Poll: No text is free of other texts.- Ferdinand de Saussure

No text is free of other texts.- Ferdinand de Saussure

I agree.
I disagree.

Votes: 339
Comments: 11
Added: September 2003

Comments:

Willbut - 5th September 2003 17:55
Language cannot exist in a vacuum, so I think he's right.
 
Casiopea - 26th September 2003 17:35
I believe Saussure was advocating that there are no novel ideas in the world; That is, a new idea is not only based within a old idea, and so on, but that even the language used to communicate new ideas is 'not free'.
 
tdol - 6th November 2003 23:42
As language is a continuum, there are always going to be connections, aren't there?
 
Joan - 24th November 2003 23:25
So nothing can be truly revolutionary?
 
italianbrother - 26th December 2003 02:00
As pessimistic as it may sound, we are living in a plagiarised world.
 
italianbrother - 26th December 2003 02:09
"So nothing can be truly revolutionary?" It of curse can be, but it is so easy to follow, to be conformist, rather than create etc… etc… it is the true anti-conformist that we need.
 
JT - 15th January 2004 01:59
Isn't the revolutionary, by definition, reacting against something.
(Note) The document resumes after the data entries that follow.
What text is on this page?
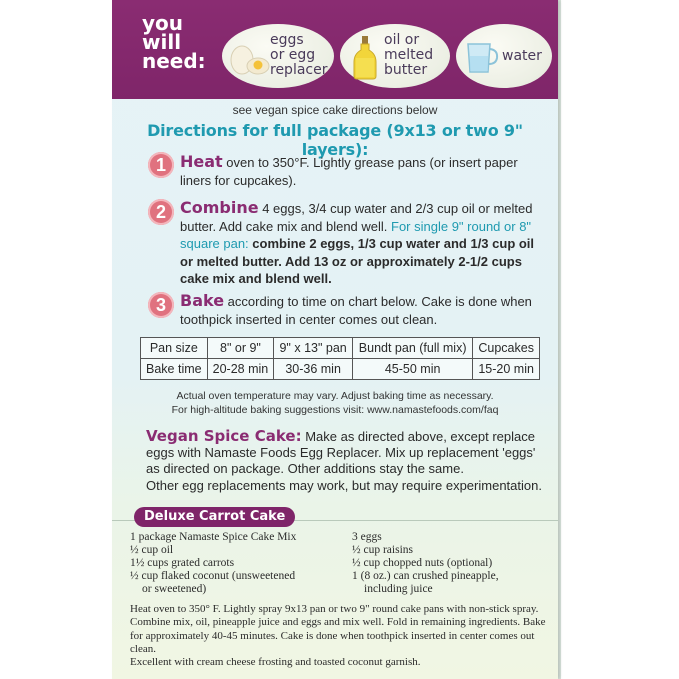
you
will
need:
eggs
or egg
replacer
oil or
melted
butter
water
see vegan spice cake directions below
Directions for full package (9x13 or two 9" layers):
1 Heat oven to 350°F. Lightly grease pans (or insert paper liners for cupcakes).
2 Combine 4 eggs, 3/4 cup water and 2/3 cup oil or melted butter. Add cake mix and blend well. For single 9" round or 8" square pan: combine 2 eggs, 1/3 cup water and 1/3 cup oil or melted butter. Add 13 oz or approximately 2-1/2 cups cake mix and blend well.
3 Bake according to time on chart below. Cake is done when toothpick inserted in center comes out clean.
Pan size	8" or 9"	9" x 13" pan	Bundt pan (full mix)	Cupcakes
Bake time	20-28 min	30-36 min	45-50 min	15-20 min
Actual oven temperature may vary. Adjust baking time as necessary.
For high-altitude baking suggestions visit: www.namastefoods.com/faq
Vegan Spice Cake: Make as directed above, except replace eggs with Namaste Foods Egg Replacer. Mix up replacement 'eggs' as directed on package. Other additions stay the same.
Other egg replacements may work, but may require experimentation.
Deluxe Carrot Cake
1 package Namaste Spice Cake Mix
½ cup oil
1½ cups grated carrots
½ cup flaked coconut (unsweetened
or sweetened)
3 eggs
½ cup raisins
½ cup chopped nuts (optional)
1 (8 oz.) can crushed pineapple,
including juice
Heat oven to 350° F. Lightly spray 9x13 pan or two 9" round cake pans with non-stick spray. Combine mix, oil, pineapple juice and eggs and mix well. Fold in remaining ingredients. Bake for approximately 40-45 minutes. Cake is done when toothpick inserted in center comes out clean.
Excellent with cream cheese frosting and toasted coconut garnish.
Therefore, the revolutionary text, while advocating a break with the past, is far from free of it.
 
said madhoun - 17th October 2004 14:33
That's fantastic
 
santhosh - 23rd August 2007 06:54
Thoughts of each man have some sort of link to that of others. One cannot escape from this phenomenon when one express any thing.
 
Sena Jonathan - 24th May 2009 08:06
language forms a continuum, so that there is a sequence of relatedness all through texts, it's why i agree with Saussure.
 
Ben Curtis - 3rd November 2009 18:04
Well, I don't know whether I disagree or not, as I haven't a bloody clue what he's saying (or even what he's trying to say).